In the first of our interview series titled In Common, we share a conversation with Oslo-based creative Maria Van Nguyen whose work we have admired for years. To us, Maria’s subtle expression and aesthetic sensibility feel like a breath of fresh air amidst the clutter of the internet.
Introduce yourself in one sentence.
I am a careful observer capturing ordinary, tranquil scenes.
What is a typical day like for you?
I start my morning slowly with meditation. A simple breakfast is joined with a glass of water, then followed by a warm cup of tea while I write down thoughts to clarify my day. After a peaceful hour my home turns into a studio and my focus turns towards the current project. Balance between work and life is important to me. If I can, I will shorten the work day and prioritise more time with loved ones. Unless I’m travelling, a typical day is ordinary with its routines, but I’m more than grateful.
Do you have any rituals to keep yourself balanced and grounded?
Daily meditation and yoga brings me to the present moment. They are a much needed breather for the emotional, sensitive being I am. I also list what I’m grateful for and it always reminds me of what matters the most.
How did your path as a multifaceted creative begin? What challenges did you face along the way and how did you overcome them?
From an early age I was certain I would be a fashion designer. I grew older and I learned more about the industry while simultaneously becoming more conscious of human impact on the natural environment. I realised it was no longer the path I wanted to take. It was a slow transition. During this period I felt low and insecure, but I knew it would pass so I let myself feel the feelings while continuing to explore personal projects. I am a naturally skilled creative and my hobbies have turned into work opportunities. Today I seamlessly combine design, illustration and photography: telling stories through visuals was always there.
What is something you feel strongly about that you wish to achieve or communicate through your work?
Even if it’s subtle my work conveys the notion of how we are all connected. My wish and intention is to inspire people to live more consciously as I feel deeply about conserving nature and its biodiversity.
How do you consider the idea or word luxury?

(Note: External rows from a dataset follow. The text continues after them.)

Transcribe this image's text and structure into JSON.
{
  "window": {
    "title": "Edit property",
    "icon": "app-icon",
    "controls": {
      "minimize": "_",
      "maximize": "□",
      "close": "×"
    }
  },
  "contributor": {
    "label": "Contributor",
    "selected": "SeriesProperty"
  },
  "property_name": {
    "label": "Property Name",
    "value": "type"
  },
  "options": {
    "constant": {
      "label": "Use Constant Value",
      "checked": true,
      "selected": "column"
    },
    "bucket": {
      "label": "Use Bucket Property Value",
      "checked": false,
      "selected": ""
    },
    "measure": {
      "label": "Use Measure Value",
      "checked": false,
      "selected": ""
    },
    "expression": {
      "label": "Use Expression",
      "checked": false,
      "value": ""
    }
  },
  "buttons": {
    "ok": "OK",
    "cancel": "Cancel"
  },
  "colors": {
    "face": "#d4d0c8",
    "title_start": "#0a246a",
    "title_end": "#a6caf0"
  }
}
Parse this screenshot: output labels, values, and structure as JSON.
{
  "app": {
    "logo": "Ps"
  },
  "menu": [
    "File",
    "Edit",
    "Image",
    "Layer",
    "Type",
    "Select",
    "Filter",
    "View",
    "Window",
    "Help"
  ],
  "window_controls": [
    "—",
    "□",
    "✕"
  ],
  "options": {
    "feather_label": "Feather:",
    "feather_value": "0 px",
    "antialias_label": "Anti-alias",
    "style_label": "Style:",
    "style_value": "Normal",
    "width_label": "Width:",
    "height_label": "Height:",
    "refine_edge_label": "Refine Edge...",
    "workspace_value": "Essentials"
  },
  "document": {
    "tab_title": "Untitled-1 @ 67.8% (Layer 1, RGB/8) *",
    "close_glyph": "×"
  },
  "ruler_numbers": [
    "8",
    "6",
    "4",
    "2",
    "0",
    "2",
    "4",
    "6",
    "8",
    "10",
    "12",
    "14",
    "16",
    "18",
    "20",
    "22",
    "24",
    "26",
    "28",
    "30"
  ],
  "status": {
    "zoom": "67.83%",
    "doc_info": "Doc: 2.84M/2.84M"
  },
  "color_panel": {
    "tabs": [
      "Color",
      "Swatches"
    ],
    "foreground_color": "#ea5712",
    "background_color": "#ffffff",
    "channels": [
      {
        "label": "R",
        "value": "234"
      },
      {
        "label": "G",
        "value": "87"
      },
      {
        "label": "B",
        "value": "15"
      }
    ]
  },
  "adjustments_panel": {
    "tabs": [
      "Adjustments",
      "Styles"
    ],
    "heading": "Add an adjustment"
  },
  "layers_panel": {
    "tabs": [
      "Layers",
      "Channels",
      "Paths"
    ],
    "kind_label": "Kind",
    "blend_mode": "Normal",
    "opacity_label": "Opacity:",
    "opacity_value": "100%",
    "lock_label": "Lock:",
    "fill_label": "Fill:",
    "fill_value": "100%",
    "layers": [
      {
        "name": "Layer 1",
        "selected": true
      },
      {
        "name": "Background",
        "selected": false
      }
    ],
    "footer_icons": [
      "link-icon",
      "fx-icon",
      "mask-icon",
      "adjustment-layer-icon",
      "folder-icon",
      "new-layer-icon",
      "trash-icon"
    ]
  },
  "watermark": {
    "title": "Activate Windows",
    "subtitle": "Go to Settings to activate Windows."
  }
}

I see it as an inessential to indulge in. It is an idea that feels distant to me coming from how I was raised. My own philosophy is based on being content with less and utilising items as much as possible, in many ways the opposite of luxury. I think my kind of luxury would rather be the small joys and comforts in daily life.
For years, you have been an advocate for mindful consumption. How did your relationship with consumption arrive at this point?
After gaining knowledge about the industry and the impact of our excessive consumption I wanted to make changes in my life. I realised that I care more about the future of our natural environment than I do about my short-term happiness with material objects. Later on I’ve shared some of my thoughts in hopes that people are inspired to be more mindful.
Which qualities do you always look for when you make a new purchase?
I appreciate versatile, well-made and timeless pieces. Anything I bring into my life has to have a long-lasting value.
Share with us a project that you have recently started or finished.
For the past months I have been working on black and white illustrations, a bit different from my previous ones. I hope to make prints available in a month or two.
Lastly, we would love to hear some of your favourites.
‘The power of now’ and ‘A new earth’ by Eckhart Tolle. His perspective has helped me through tough times, and continue to inspire me every day.
Anthropocene: The Human Epoch. The devastating impact of humanity showcased in a visually astonishing documentary.
Favourite artist(s) and/or designer(s)?
Philosophy of Dieter Rams. Original Jil Sander designs. Photographs by Cody Cobb.